Preliminary study results show an average New Yorker consumes 3,150 mg of sodium per day -- twice the recommended limit for most adults and in line with previous national estimates -- and of all adult New Yorkers, only 1 in 5 consume their recommended limit or less.
The study establishes a baseline measurement of salt intake among New Yorkers. Sixty-one percent of New York City adults -- those age 51 and older, blacks and people with hypertension, diabetes or chronic kidney disease -- should consume less than 1,500 mg of sodium per day.

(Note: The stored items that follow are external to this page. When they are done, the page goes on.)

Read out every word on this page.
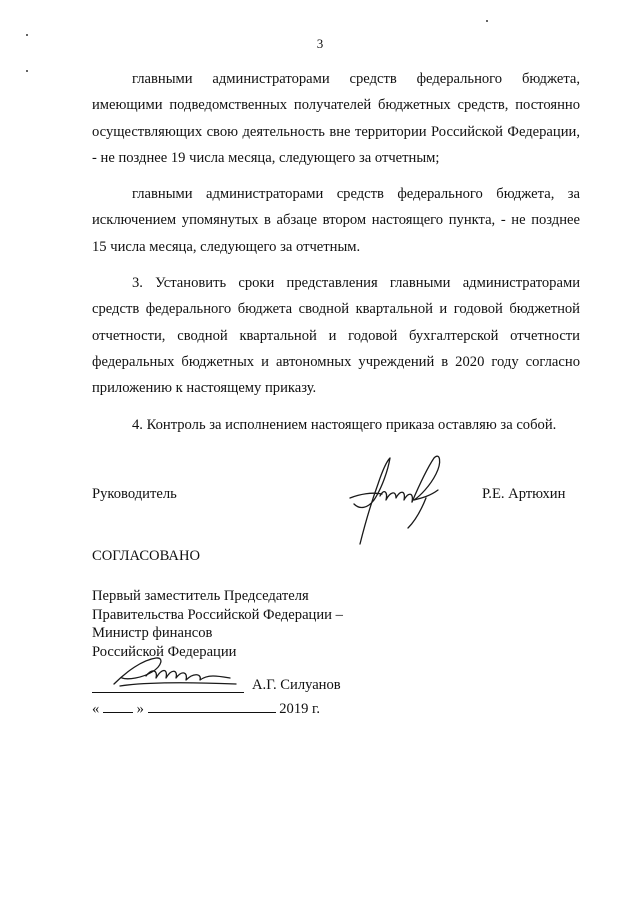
3

главными администраторами средств федерального бюджета, имеющими подведомственных получателей бюджетных средств, постоянно осуществляющих свою деятельность вне территории Российской Федерации, - не позднее 19 числа месяца, следующего за отчетным;

главными администраторами средств федерального бюджета, за исключением упомянутых в абзаце втором настоящего пункта, - не позднее 15 числа месяца, следующего за отчетным.

3. Установить сроки представления главными администраторами средств федерального бюджета сводной квартальной и годовой бюджетной отчетности, сводной квартальной и годовой бухгалтерской отчетности федеральных бюджетных и автономных учреждений в 2020 году согласно приложению к настоящему приказу.

4. Контроль за исполнением настоящего приказа оставляю за собой.

Руководитель	Р.Е. Артюхин
СОГЛАСОВАНО
Первый заместитель Председателя
Правительства Российской Федерации –
Министр финансов
Российской Федерации
А.Г. Силуанов
«	»	2019 г.
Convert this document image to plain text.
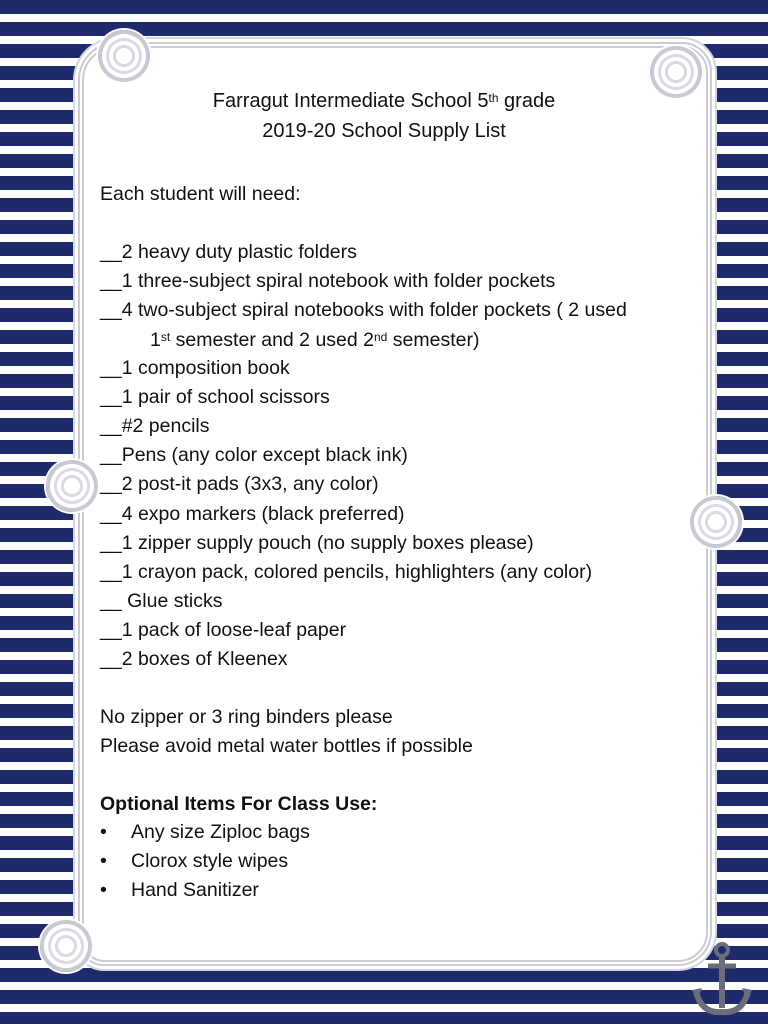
Farragut Intermediate School 5th grade
2019-20 School Supply List
Each student will need:
__2 heavy duty plastic folders
__1 three-subject spiral notebook with folder pockets
__4 two-subject spiral notebooks with folder pockets ( 2 used
1st semester and 2 used 2nd semester)
__1 composition book
__1 pair of school scissors
__#2 pencils
__Pens (any color except black ink)
__2 post-it pads (3x3, any color)
__4 expo markers (black preferred)
__1 zipper supply pouch (no supply boxes please)
__1 crayon pack, colored pencils, highlighters (any color)
__ Glue sticks
__1 pack of loose-leaf paper
__2 boxes of Kleenex
No zipper or 3 ring binders please
Please avoid metal water bottles if possible
Optional Items For Class Use:
• Any size Ziploc bags
• Clorox style wipes
• Hand Sanitizer
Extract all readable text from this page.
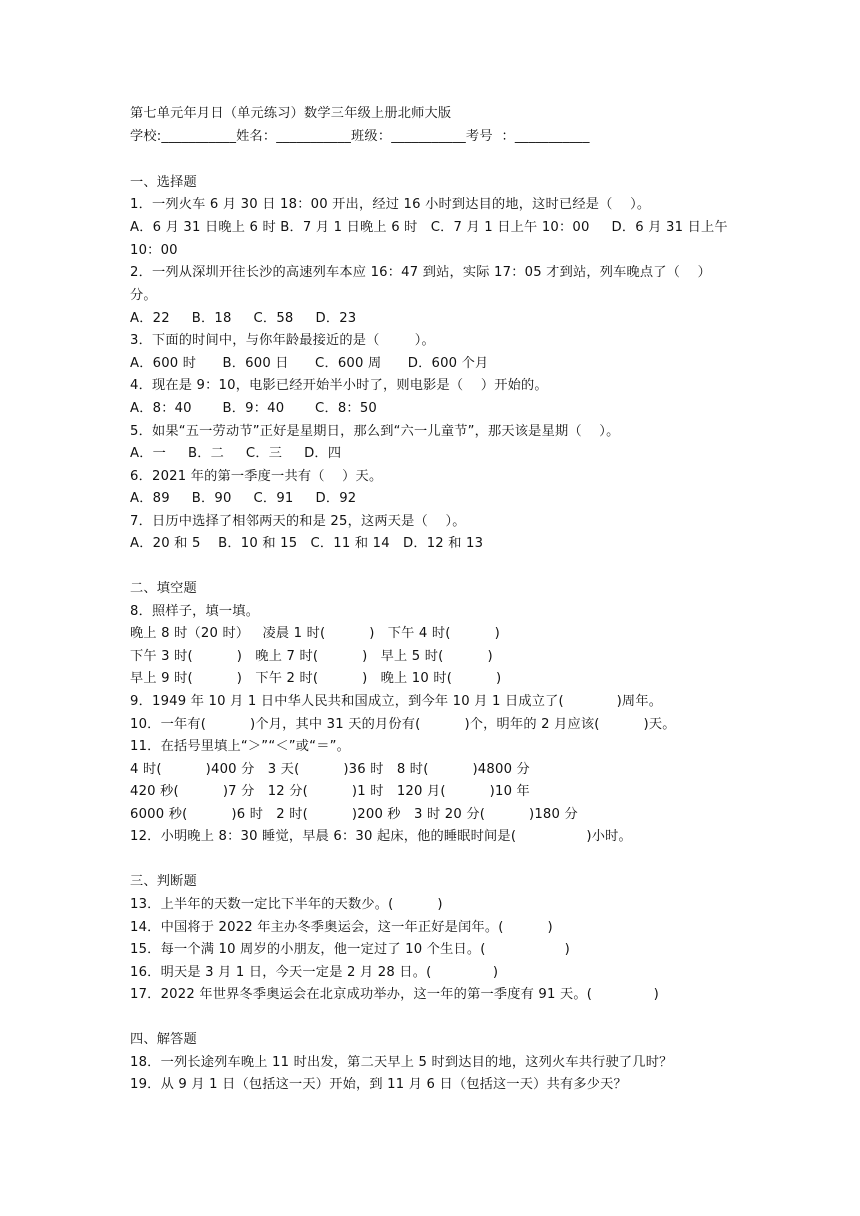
第七单元年月日（单元练习）数学三年级上册北师大版
学校:___________姓名：___________班级：___________考号  ：___________
一、选择题
1．一列火车 6 月 30 日 18：00 开出，经过 16 小时到达目的地，这时已经是（    ）。
A．6 月 31 日晚上 6 时 B．7 月 1 日晚上 6 时   C．7 月 1 日上午 10：00     D．6 月 31 日上午
10：00
2．一列从深圳开往长沙的高速列车本应 16：47 到站，实际 17：05 才到站，列车晚点了（    ）
分。
A．22     B．18     C．58     D．23
3．下面的时间中，与你年龄最接近的是（        ）。
A．600 时      B．600 日      C．600 周      D．600 个月
4．现在是 9：10，电影已经开始半小时了，则电影是（    ）开始的。
A．8：40       B．9：40       C．8：50
5．如果“五一劳动节”正好是星期日，那么到“六一儿童节”，那天该是星期（    ）。
A．一     B．二     C．三     D．四
6．2021 年的第一季度一共有（    ）天。
A．89     B．90     C．91     D．92
7．日历中选择了相邻两天的和是 25，这两天是（    ）。
A．20 和 5    B．10 和 15   C．11 和 14   D．12 和 13
二、填空题
8．照样子，填一填。
晚上 8 时（20 时）   凌晨 1 时(          )   下午 4 时(          )
下午 3 时(          )   晚上 7 时(          )   早上 5 时(          )
早上 9 时(          )   下午 2 时(          )   晚上 10 时(          )
9．1949 年 10 月 1 日中华人民共和国成立，到今年 10 月 1 日成立了(            )周年。
10．一年有(          )个月，其中 31 天的月份有(          )个，明年的 2 月应该(          )天。
11．在括号里填上“＞”“＜”或“＝”。
4 时(          )400 分   3 天(          )36 时   8 时(          )4800 分
420 秒(          )7 分   12 分(          )1 时   120 月(          )10 年
6000 秒(          )6 时   2 时(          )200 秒   3 时 20 分(          )180 分
12．小明晚上 8：30 睡觉，早晨 6：30 起床，他的睡眠时间是(                )小时。
三、判断题
13．上半年的天数一定比下半年的天数少。(          )
14．中国将于 2022 年主办冬季奥运会，这一年正好是闰年。(          )
15．每一个满 10 周岁的小朋友，他一定过了 10 个生日。(                  )
16．明天是 3 月 1 日，今天一定是 2 月 28 日。(              )
17．2022 年世界冬季奥运会在北京成功举办，这一年的第一季度有 91 天。(              )
四、解答题
18．一列长途列车晚上 11 时出发，第二天早上 5 时到达目的地，这列火车共行驶了几时？
19．从 9 月 1 日（包括这一天）开始，到 11 月 6 日（包括这一天）共有多少天？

However, only 11 percent of these high-risk New Yorkers are at or below the 1,500 mg limit, the study found. Other New Yorkers should consume less than 2,300 mg of sodium per day, health officials say.
Reducing salt intake lowers blood pressure, a major preventable risk factor for heart disease and stroke. Only 11 percent of the sodium in our diets comes from our own saltshakers or is added during home cooking; nearly 80 percent is added to foods before they are sold, officials say.
"High blood pressure is a predictable result of current sodium levels in the American food supply," Dr. Thomas Farley, New York City health commissioner, says in a statement. "Diets high in sodium, taken over lifetimes, are fueling widespread hypertension, causing tens of thousands of preventable deaths."